Em qual parte da seção acima Crampton encontrou a prova de que os teólogos de Westminster não viam paradoxo nessa questão reconhecidamente complicada? Parece que em parte alguma, pois ele se viu obrigado a complementar o conteúdo da Confissão com uma sentença de sua própria lavra, nos seguintes termos: "Isso certamente não seria possível com qualquer doutrina que não possa ser reconciliada pela mente do homem". A Confissão nao diz isso em lugar nenhum, evidentemente. É Crampton quem crê na impossibilidade de tratar "com especial prudência e cuidado" alguma coisa que extrapola os limites de sua razão. Os teólogos de Westminster não só não dizem nada sobre esse assunto, mas também dão mostras de pensar de maneira diversa, já que, entre as referências bíblicas apontadas por eles em apoio ao conteúdo da seção 8 do capítulo III, existem duas que falam claramente acerca dos limites da mente humana: "Quem és tu, ó homem, para discutires com Deus? Porventura, pode o objeto perguntar àquele que o fez: por que me fizeste assim?" (Romanos 9.20) e "As coisas encobertas pertencem ao Senhor nosso Deus; porém as reveladas nos pertencem, a nós e a nossos filhos, para sempre, para que cumpramos todas as palavras desta lei" (Deuteronômio 29.29).

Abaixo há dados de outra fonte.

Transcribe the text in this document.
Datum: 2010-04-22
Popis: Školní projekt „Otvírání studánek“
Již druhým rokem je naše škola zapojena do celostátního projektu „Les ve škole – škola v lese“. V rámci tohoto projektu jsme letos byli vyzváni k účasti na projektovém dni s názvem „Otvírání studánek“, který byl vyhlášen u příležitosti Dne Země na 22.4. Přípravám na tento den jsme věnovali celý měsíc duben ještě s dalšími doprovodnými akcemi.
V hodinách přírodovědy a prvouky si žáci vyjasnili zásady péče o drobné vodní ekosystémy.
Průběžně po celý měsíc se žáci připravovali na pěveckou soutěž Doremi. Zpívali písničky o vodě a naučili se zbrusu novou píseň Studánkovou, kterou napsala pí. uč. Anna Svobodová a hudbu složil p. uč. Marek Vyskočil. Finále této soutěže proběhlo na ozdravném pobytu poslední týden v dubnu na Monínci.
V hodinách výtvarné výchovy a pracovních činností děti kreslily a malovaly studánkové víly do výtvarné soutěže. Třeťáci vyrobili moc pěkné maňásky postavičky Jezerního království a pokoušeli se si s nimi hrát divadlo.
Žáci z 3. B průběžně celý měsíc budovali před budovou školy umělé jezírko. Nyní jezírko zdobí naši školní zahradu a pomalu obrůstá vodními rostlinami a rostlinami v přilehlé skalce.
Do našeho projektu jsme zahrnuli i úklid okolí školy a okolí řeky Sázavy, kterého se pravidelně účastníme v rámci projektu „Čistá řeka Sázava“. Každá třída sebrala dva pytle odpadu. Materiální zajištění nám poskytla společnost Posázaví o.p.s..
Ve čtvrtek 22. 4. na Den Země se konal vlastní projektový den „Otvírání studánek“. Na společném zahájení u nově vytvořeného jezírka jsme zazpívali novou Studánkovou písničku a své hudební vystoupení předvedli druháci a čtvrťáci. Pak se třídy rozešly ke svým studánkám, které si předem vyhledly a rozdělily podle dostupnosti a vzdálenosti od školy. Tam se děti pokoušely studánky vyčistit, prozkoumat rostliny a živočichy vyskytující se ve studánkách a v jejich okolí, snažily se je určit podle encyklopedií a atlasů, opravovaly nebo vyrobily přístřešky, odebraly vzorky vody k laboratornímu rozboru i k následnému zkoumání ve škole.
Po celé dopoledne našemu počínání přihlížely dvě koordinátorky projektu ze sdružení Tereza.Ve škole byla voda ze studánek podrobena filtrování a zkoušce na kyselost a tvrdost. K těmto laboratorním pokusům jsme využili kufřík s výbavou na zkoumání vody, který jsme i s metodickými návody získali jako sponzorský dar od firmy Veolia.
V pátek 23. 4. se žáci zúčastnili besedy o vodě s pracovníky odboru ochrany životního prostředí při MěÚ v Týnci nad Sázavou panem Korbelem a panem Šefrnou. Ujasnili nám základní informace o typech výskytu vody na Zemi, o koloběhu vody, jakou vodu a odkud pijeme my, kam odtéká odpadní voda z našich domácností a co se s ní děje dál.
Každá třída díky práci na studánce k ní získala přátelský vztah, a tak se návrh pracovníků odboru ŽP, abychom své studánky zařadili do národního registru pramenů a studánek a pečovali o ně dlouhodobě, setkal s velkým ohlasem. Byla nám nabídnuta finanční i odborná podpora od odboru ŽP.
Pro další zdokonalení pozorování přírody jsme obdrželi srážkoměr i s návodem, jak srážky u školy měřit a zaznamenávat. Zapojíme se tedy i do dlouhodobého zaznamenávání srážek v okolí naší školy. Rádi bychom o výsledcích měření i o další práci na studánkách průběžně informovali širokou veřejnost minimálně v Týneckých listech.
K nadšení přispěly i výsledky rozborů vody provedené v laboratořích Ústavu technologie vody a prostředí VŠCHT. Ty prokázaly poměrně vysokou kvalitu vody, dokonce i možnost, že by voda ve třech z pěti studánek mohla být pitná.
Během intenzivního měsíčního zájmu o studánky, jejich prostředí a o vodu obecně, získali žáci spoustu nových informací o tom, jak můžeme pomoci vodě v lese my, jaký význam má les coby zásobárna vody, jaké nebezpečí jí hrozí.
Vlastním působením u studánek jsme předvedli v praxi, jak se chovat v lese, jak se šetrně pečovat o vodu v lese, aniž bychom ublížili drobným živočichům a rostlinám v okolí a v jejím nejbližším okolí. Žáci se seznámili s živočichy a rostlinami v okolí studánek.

É desnecessário dizer que não é citada nenhuma passagem bíblica sobre a importância de uma compreensão racional exaustiva das doutrinas reveladas nas Escrituras. Os teólogos de Westminster quiseram dizer o que disseram: com relação ao assunto da predestinação, importa ao crente antes de tudo certificar-se de sua própria eleição e ver nessa doutrina motivo de louvor, reverência, admiração, humildade, diligência e consolo. O resto é invenção da cabeça de Crampton, que, além de mau exegeta, acaba de demonstrar que também não é bom leitor, já que não é capaz de distinguir entre seu próprio modo de raciocinar e o dos autores do documento histórico que tem diante dos olhos. Se ele precisa entender absolutamente tudo sobre a predestinação antes de dar louvores a Deus, se essa compreensão se lhe afigura um requisito para tributar a Deus aquilo que a Confissão prescreve como dever de todo crente, pior para ele. Os teólogos de Westminster deram sinais de não precisar disso para ter uma atitude correta diante de Deus.

Até aqui analisei apenas os seis parágrafos iniciais do texto de Crampton. O restante fica para um post futuro, que deverá ser publicado tão logo eu tenha tempo de escrevê-lo. Apenas adianto que ainda não cheguei ao fundo do problema.